Hate speech is free speech, Gov. Dean
Glenn Harlan Reynolds
1:48 p.m. ET April 24, 2017
I tell my constitutional law students that there are a couple of statements that indicate that a speaker is a constitutional illiterate who can safely be ignored. One is the claim that the Constitution views black people as ⅗ the worth of white people (actually, it was all about power in Congress, with slaveowners wanting black people to count 100% toward apportionment so that slaveowners would get more seats in Congress, and abolitionists wanting them not counted at all so that slaveowners would get fewer seats in Congress; the ⅗ compromise was just that, a compromise).
The other hallmark of constitutional illiteracy is the claim that the First Amendment doesn’t protect “hate speech.” And by making that claim last week, Howard Dean, former governor of Vermont and Democratic presidential candidate, revealed himself to be a constitutional illiterate. Then, predictably, he doubled down on his ignorance.

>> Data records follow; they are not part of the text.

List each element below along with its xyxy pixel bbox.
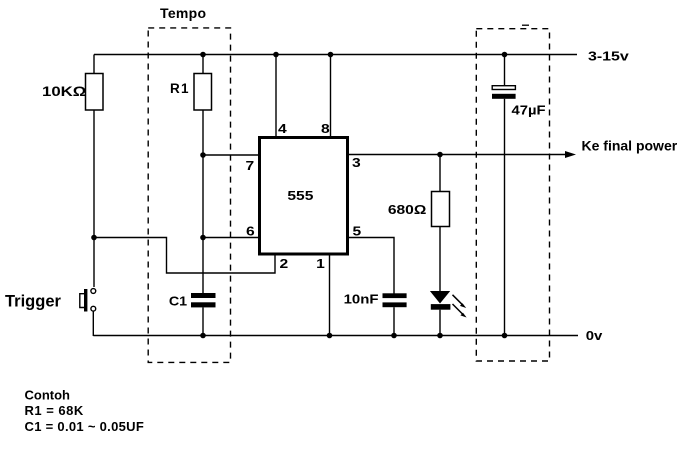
svg-text:R1: R1: [170, 81, 190, 96]
junction node rail/R1: [200, 52, 206, 58]
resistor 10K ohm: [86, 74, 104, 111]
svg-text:R1 = 68K: R1 = 68K: [25, 403, 84, 418]
svg-text:C1 = 0.01 ~ 0.05UF: C1 = 0.01 ~ 0.05UF: [25, 419, 145, 434]
junction node trigger/pin2 branch: [91, 235, 97, 241]
wire R1 to C1 vertical: [202, 110, 204, 294]
svg-text:6: 6: [246, 224, 255, 238]
junction node pin1/0v: [327, 333, 333, 339]
resistor R1: [194, 74, 212, 111]
svg-text:Ke final power: Ke final power: [582, 138, 678, 154]
svg-text:4: 4: [278, 122, 287, 136]
junction node pin4/rail: [273, 52, 279, 58]
wire pin 6: [203, 237, 259, 239]
wire left branch top (rail to 10K resistor): [93, 55, 95, 74]
svg-text:3: 3: [352, 156, 361, 170]
arrowhead Ke final power: [565, 151, 576, 158]
pushbutton switch Trigger: bottom contact: [91, 306, 96, 311]
svg-text:C1: C1: [169, 294, 188, 308]
svg-text:0v: 0v: [586, 328, 603, 343]
wire trigger bottom to 0v rail: [92, 311, 94, 336]
svg-text:7: 7: [246, 159, 255, 173]
wire 10K resistor to trigger switch: [93, 110, 95, 287]
wire 47uF to 0v rail: [504, 99, 506, 336]
LED D1 light arrow 1: [453, 295, 467, 308]
LED D1 triangle: [430, 291, 450, 304]
wire trigger node to pin 2 (steps down): [94, 238, 275, 274]
svg-text:Tempo: Tempo: [160, 5, 206, 21]
capacitor C1 top plate: [191, 293, 216, 298]
capacitor C2 47uF negative plate (solid): [492, 94, 516, 99]
wire 10nF to 0v rail: [393, 307, 395, 336]
junction node pin3/680: [437, 152, 443, 158]
svg-text:3-15v: 3-15v: [588, 50, 630, 64]
wire top supply rail 3-15v: [94, 54, 577, 56]
junction node C1/0v: [200, 333, 206, 339]
wire pin 8 to rail: [330, 55, 332, 138]
wire rail to 47uF: [504, 55, 506, 86]
junction node pin7: [200, 152, 206, 158]
junction node rail/47uF: [502, 52, 508, 58]
wire pin 1 to 0v rail: [329, 254, 331, 336]
svg-text:2: 2: [280, 257, 289, 271]
junction node pin8/rail: [328, 52, 334, 58]
wire bottom rail 0v: [93, 335, 578, 337]
Tempo group dashed box: [148, 28, 230, 363]
svg-text:47µF: 47µF: [512, 102, 546, 117]
wire 680 resistor to LED: [439, 227, 441, 292]
svg-text:680Ω: 680Ω: [388, 203, 427, 217]
LED D1 cathode bar: [431, 304, 451, 310]
junction node 10nF/0v: [391, 333, 397, 339]
capacitor C1 bottom plate: [191, 302, 216, 307]
svg-text:555: 555: [287, 189, 313, 203]
svg-text:Trigger: Trigger: [5, 293, 62, 311]
svg-text:Contoh: Contoh: [25, 388, 71, 403]
wire C1 to 0v rail: [202, 307, 204, 336]
wire pin 7: [203, 154, 259, 156]
pushbutton switch Trigger: top contact: [91, 289, 96, 294]
svg-text:5: 5: [353, 224, 362, 238]
svg-text:10KΩ: 10KΩ: [42, 84, 86, 99]
svg-text:1: 1: [316, 257, 325, 271]
wire rail to R1: [202, 55, 204, 74]
op-amp timer IC U1 555 body: [260, 138, 348, 255]
stray dash artifact above right box: [522, 24, 529, 26]
junction node pin6: [200, 235, 206, 241]
capacitor C2 47uF positive plate (outline): [492, 86, 515, 90]
resistor 680 ohm: [432, 192, 450, 227]
capacitor 10nF top plate: [383, 293, 407, 298]
wire pin 3 output: [348, 154, 566, 156]
svg-text:8: 8: [321, 122, 330, 136]
wire pin3 node to 680 resistor: [439, 155, 441, 192]
junction node 47uF/0v: [502, 333, 508, 339]
right group dashed box: [476, 29, 549, 361]
LED D1 light arrow 2: [453, 304, 467, 318]
wire LED to 0v rail: [439, 310, 441, 336]
wire pin 4 to rail: [275, 55, 277, 138]
pushbutton switch Trigger: actuator bar: [84, 289, 87, 312]
svg-text:10nF: 10nF: [344, 291, 379, 306]
pushbutton switch Trigger: plunger bracket: [80, 294, 84, 308]
junction node LED/0v: [437, 333, 443, 339]
capacitor 10nF bottom plate: [383, 302, 407, 307]
wire pin 5 to 10nF: [348, 238, 394, 294]
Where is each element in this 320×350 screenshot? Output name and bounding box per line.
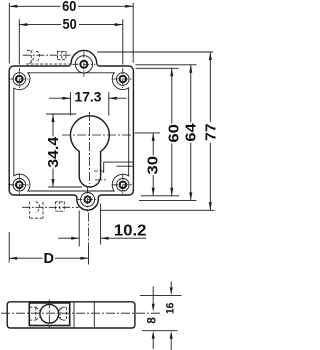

In First Amendment law, the term “hate speech” is meaningless. All speech is equally protected whether it’s hateful or cheerful. It doesn’t matter if it’s racist, sexist or in poor taste, unless speech falls into a few very narrow categories — like “true threats,” which have to address a specific individual, or “incitement,” which must constitute an immediate and intentional encouragement to imminent lawless action — it’s protected.
The term “hate speech” was invented by people who don’t like that freedom, and who want to give the — completely false — impression that there’s a kind of speech that the First Amendment doesn’t protect because it’s hateful. What they mean by “hateful,” it seems, is really just that it’s speech they don’t agree with.
Glenn Reynolds is a Law prof at U Tennessee. In 8, mostly not brief, sentences he explains what the USC protects and refutes two current Lib/Prog conceits. I’m almost surprised that Law professors are “allowed” to speak so plainly and briefly, but Hugh Hewitt has a similar skill.